The IBJ recently reported on the most recent turn of events in the ongoing dispute over Browning Investment’s planned Broad Ripple development. According to the IBJ,
The developer of a $30 million apartment-and-retail project in Broad Ripple wants the development’s most vocal opponents to pay nearly $1 million in damages related to construction delays.
Browning Investments Inc. is asking that Good Earth Natural Foods and resident Patrick Skowronek pay the money for appealing the Metropolitan Development Commission’s decision to award Browning zoning variances to proceed with the project.

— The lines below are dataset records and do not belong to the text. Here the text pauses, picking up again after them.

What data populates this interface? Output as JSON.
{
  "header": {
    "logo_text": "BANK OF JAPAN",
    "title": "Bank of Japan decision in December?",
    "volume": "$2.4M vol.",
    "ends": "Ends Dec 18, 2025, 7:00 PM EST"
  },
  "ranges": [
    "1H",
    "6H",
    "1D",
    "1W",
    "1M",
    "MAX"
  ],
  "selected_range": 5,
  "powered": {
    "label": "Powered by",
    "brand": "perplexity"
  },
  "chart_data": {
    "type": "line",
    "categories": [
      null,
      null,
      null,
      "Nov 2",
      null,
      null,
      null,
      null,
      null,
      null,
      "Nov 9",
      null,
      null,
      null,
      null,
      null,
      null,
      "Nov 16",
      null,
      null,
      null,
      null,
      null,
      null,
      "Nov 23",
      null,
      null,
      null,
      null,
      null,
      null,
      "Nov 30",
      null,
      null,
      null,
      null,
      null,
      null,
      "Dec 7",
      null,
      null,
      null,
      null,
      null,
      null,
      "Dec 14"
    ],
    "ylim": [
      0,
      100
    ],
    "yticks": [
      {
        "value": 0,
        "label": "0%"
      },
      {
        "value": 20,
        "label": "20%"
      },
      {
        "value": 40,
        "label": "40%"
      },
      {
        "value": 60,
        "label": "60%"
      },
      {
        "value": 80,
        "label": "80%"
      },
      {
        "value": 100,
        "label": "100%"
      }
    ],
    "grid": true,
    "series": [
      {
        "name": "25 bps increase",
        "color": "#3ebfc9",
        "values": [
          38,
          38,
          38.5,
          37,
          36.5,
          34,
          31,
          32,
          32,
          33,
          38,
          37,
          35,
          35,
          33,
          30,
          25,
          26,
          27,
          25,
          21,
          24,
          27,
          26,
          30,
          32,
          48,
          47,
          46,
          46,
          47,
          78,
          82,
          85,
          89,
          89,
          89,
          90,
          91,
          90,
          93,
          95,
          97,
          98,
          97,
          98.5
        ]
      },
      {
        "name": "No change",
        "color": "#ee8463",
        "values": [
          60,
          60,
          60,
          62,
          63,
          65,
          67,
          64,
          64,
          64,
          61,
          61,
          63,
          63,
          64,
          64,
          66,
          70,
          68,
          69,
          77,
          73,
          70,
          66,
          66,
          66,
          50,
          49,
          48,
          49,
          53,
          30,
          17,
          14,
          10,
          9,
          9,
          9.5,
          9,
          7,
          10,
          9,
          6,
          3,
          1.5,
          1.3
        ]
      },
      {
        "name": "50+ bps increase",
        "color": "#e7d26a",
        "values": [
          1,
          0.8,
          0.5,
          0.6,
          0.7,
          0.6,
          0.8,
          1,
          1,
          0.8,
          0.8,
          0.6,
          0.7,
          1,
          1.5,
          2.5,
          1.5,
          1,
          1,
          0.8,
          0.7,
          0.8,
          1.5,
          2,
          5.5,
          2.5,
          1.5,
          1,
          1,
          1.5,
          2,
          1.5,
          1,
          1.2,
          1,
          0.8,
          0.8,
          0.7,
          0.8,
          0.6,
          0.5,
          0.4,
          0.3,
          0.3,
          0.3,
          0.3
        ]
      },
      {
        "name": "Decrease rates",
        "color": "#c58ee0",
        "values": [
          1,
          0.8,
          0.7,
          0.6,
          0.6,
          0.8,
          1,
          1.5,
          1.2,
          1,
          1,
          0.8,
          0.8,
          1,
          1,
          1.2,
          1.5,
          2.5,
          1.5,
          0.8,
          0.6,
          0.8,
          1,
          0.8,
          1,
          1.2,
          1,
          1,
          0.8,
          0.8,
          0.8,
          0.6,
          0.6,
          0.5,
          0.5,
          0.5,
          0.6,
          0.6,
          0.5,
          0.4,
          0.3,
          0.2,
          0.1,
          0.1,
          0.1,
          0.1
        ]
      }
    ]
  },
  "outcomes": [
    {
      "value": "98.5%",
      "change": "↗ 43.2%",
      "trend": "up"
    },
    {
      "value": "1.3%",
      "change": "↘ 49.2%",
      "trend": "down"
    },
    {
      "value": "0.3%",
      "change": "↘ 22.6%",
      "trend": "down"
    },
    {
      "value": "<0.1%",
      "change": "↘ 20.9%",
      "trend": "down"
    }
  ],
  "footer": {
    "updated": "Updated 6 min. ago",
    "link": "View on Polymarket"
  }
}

This is a perfect example of a SLAPP–a strategic lawsuit against public participation.
The purpose of a SLAPP isn’t to win, or even to litigate a legitimate dispute. It is a strategy sometimes used by large corporations or developers in order to intimidate people who have the chutzpah to oppose them, a bullying tactic to silence critics by threatening them with the very substantial costs of defending against a lawsuit that the big guys can easily afford, but citizen-protestors cannot. The goal is to squeeze the people criticizing the development until they are exhausted, or out of money, or both, and abandon their opposition.
As a bonus, SLAPP suits also “send a message” that intimidates other people who might be tempted to join the opposition.
The zoning appeals process is there for a reason, and people are entitled to use it. Costs attributable to a delay while a dispute is mediated or litigated should be–and are– an anticipated cost of doing business.
Suing people who have pissed you off by daring to disagree with your business plan is–excuse the language–a dick tactic.